Understanding Google’s AlphaZero algorithm in the context of Connect 4.

### Introduction

AlphaGo shocked the world by defeating Lee Sedol in a 5 game series of Go in March 2016. Since then, several newer versions of AlphaGo has been released. In December 2017, the Google DeepMind team released AlphaZero — a general reinforcement learning based algorithm that learnt to play Chess, Shogi, and Go at world class levels after a few hours of training. Amazingly, the same network architecture was used to learn to play these 3 very different games. While AlphaGo had parts of the code optimized for the game of Go, AlphaZero removed any such specificities from the training; the network was only aware of the rules of the game.

This article details the results of my research on the AlphaZero algorithm with the goal of applying it to Connect 4.

### Connect 4

Connect 4 is played on a rectangular board with 6 rows and 7 columns. The board is oriented vertically, and players slide red and yellow pieces into the board from the top. The aim of the game is to connect four pieces in a row, either horizontally, vertically, or diagonally.

Connect 4 has been mathematically solved. It was first solved in 1995 via brute force methods, then subsequently via methods such as negamax and minimax. The conclusion for the game is a first player win: if the first player plays in the middle column, the player can force a win on the 41st move. If the first player plays on the outer 4 columns, the second player is able to force a win.

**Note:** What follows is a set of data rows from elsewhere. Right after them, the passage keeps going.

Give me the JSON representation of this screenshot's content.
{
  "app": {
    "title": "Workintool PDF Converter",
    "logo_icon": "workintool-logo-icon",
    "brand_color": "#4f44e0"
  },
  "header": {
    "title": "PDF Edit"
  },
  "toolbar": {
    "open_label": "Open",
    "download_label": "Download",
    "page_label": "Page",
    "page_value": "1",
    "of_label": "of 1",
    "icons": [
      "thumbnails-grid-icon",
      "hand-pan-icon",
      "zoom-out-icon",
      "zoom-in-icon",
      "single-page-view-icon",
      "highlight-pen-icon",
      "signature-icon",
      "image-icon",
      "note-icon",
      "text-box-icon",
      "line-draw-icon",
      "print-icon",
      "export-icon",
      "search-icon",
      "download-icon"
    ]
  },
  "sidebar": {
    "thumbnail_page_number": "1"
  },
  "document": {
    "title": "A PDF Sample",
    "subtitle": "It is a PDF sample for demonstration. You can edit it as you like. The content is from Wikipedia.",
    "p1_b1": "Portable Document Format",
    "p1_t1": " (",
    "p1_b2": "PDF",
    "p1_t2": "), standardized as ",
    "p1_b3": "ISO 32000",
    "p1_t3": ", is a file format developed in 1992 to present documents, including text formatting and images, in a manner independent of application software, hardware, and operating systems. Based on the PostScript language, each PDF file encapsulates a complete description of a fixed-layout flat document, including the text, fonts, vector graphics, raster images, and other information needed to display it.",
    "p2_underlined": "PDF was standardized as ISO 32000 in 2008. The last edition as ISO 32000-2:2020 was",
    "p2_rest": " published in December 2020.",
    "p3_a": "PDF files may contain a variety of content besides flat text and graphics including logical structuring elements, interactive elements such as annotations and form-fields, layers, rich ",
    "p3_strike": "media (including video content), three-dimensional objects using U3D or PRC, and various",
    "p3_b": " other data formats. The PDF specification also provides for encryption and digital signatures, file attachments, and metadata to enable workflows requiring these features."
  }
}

While there exists a perfect solution to the game, I wish to train a model based on reinforcement learning to learn to play the game. The existence of the perfect solutions mean that there exist perfect benchmarks to work toward.

### AlphaZero

The overarching idea of AlphaZero is a neural network training by using a new form of reinforcement learning. Starting from scratch, AlphaZero plays games against itself and gradually learns to become stronger and stronger. This process can be broken down into 2 main parts: Playing and Training.

#### Playing

To generate data to be trained on, AlphaZero plays against itself. This allows AlphaZero to continuously generate high quality data based on itself, rather than existing games played by humans or bots.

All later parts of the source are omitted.